There are two different diets depending on your gender and on your size. For the female patients with a BMI less than 50. Because women tend to be shaped like a pair where most of their weight is in their thighs and in their buttocks their abdomen tends to be not very fat and in fact, it’s pretty easy for surgeons to do these surgeries on women with a BMI under 50.
You can calculate your BMI as follows: BMI Calculator
So you can have a protein shake for breakfast and lunch and then for dinner. You can have a healthy choice meal that’s about 400 calories or less. You can take your bariatric multivitamin if you like. If you don’t then you don’t have to until after the surgery.
- Follow for ONE week
- Protein Shake for Breakfast and Lunch
- As many green vegetables as you like
- Sensible Dinner (400 calories or less)
- You may take your Bariatric Multivitamin if you wish, but it is not necessary
- The Metabolic Reset Diet is an acceptable alternative.

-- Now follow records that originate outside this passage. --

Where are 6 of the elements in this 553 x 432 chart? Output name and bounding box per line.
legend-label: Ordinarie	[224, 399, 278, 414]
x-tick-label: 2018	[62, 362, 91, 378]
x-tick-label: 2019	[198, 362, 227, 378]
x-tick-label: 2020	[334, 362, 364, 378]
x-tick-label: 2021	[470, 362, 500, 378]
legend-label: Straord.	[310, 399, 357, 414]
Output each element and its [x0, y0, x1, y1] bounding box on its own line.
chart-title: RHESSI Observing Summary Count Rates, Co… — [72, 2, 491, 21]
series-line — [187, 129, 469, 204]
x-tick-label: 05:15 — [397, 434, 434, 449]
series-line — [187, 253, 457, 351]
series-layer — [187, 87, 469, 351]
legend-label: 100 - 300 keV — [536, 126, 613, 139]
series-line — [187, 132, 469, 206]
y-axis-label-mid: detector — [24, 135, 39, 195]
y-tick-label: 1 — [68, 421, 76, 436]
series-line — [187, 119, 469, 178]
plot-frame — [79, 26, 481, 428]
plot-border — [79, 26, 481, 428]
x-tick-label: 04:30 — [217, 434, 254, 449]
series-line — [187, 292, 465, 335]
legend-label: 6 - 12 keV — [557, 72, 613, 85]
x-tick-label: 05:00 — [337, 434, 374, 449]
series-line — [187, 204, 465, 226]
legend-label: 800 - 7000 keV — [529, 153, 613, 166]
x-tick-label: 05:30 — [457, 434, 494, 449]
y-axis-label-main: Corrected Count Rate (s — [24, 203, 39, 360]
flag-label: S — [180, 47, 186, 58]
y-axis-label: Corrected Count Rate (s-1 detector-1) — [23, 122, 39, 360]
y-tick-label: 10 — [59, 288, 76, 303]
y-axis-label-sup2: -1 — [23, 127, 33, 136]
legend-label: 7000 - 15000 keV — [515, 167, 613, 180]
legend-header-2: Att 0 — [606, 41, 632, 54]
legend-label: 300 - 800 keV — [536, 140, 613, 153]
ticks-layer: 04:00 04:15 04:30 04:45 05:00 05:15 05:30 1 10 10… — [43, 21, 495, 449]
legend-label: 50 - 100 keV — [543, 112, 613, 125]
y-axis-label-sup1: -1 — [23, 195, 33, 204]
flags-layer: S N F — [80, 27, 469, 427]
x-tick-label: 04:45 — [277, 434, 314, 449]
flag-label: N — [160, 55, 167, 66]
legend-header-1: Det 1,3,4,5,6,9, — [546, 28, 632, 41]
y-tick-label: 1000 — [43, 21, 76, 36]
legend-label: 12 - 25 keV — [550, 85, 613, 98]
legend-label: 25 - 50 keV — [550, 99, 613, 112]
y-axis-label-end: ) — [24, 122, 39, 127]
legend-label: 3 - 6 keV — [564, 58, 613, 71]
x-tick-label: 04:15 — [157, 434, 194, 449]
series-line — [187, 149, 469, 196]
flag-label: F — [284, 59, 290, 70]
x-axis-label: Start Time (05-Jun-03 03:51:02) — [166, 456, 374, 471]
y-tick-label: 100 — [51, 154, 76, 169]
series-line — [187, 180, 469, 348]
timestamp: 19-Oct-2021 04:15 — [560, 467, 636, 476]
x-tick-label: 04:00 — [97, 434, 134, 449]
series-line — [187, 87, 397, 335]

Men tend to be shaped more like an apple with all their fat inside the abdomen which is where surgeons are going to be working. And also for female patients with a BMI over 50. We recommend a two-week program for women with 50 grams of protein a day for men with 60 grams of protein a day. You can have as many calorie-free liquids as you like, you can have as many green vegetables as you like.
- Follow for TWO Weeks
- 50 grams of protein per day for women, 60 grams for men
- As many calorie-free liquids as you want
- Take your Bariatric Multivitamin
- A sugar free fiber drink daily (Metamucil) can be helpful
I recommend you take your multivitamin. And for many patients, I recommend that you take a fiber supplement like sugar-free Metamucil. because you’re not eating any other food other than protein shakes the calorie-free liquids and green vegetables. So you’d go on this for two weeks.
This diet is only for short term weight loss. We are trying to get you to lose as much weight as possible right before the surgery. because then we’re going to do the surgery which is going to drive additional weight loss. So for short-term weight loss we look for very low calorie diets.
I think the protein shake form of a very low-calorie diet is the most tolerable way for you to do it and it works well. But it does not in any way shape or form represent my opinions about the types of food you should be eating over the long run.
Over the long run, you should be eating the fruits and the vegetables and the nuts and the seeds and the beans. Because that’s what drives weight loss over the long run. But for the pre-op diet, we’re just looking for weight loss over the short run.